Reward specification is harder than it looks. A naively specified reward typically produces reward hacking: the agent finds an unintended shortcut that scores high on the reward function but violates the user's intent. OpenAI's CoinRun and the famous coast runners boat are canonical examples. The problem becomes more acute when reward models are themselves learned from preferences, as in RLHF, where models can drift toward sycophancy or verbosity that humans subtly favour.
Generalisation is shaky. Most Atari and MuJoCo training procedures evaluate on the same level seeds they trained on. ProcGen and Crafter were designed to expose how brittle these policies are when the level layout changes. Even large-scale agents like AlphaStar required curated leagues to avoid catastrophic forgetting and intransitive cycles.

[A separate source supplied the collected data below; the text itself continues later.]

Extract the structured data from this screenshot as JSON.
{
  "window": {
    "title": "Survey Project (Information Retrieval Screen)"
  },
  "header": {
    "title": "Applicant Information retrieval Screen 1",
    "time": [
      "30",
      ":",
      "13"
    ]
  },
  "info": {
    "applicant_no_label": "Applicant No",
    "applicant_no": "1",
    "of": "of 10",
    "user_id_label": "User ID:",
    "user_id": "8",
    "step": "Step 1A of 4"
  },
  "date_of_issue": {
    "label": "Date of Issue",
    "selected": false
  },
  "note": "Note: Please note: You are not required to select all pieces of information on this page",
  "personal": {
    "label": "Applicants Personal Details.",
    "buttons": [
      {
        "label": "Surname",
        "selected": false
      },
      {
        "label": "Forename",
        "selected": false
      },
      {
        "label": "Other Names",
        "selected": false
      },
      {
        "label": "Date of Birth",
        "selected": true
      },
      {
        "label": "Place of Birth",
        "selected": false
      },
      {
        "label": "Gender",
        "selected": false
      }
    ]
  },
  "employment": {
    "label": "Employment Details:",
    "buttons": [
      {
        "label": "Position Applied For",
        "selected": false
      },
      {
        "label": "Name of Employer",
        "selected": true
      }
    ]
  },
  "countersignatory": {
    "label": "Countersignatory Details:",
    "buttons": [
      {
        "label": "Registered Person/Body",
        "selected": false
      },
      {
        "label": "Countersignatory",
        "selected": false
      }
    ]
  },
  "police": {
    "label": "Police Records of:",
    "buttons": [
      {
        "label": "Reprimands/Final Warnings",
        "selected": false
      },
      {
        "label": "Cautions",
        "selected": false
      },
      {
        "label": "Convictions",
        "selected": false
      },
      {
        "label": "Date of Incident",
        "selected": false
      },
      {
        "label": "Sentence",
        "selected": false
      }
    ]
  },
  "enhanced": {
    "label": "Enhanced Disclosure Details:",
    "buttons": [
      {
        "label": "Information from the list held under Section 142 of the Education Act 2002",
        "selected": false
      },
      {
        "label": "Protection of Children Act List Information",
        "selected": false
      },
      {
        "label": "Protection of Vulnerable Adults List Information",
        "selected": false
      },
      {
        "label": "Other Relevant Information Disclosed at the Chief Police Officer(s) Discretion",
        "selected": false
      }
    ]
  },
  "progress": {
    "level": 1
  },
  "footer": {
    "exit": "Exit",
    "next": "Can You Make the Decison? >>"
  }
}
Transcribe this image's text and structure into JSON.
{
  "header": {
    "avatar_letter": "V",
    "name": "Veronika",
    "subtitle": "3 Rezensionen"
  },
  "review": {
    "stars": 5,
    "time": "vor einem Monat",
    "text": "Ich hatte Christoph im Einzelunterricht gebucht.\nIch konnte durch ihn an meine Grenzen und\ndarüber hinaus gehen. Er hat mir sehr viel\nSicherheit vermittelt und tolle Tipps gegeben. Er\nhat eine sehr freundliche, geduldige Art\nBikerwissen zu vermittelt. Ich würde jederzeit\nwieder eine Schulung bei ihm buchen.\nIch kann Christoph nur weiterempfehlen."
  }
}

Exploration in sparse-reward, long-horizon tasks is unsolved. Methods like curiosity-driven exploration (Pathak et al., ICML 2017), Go-Explore (Ecoffet et al., Nature 590, 2021), and NGU/Agent57 (Badia et al., 2020) make progress in specific settings but no method works robustly across domains.
Safety and offline-online gap remain open in robotics. Offline RL methods can fail silently when the deployment distribution drifts; online RL on physical hardware risks damage and is expensive to instrument.
Finally, evaluating RL is itself difficult. Reproducibility studies (Henderson et al., AAAI 2018) showed that reported scores depend heavily on random seeds, hyperparameter sweeps, and implementation details. The reliable evaluation library (Agarwal et al., NeurIPS 2021) and rliable's interquartile mean became standard responses, but careful evaluation remains comparatively rare in published deep RL.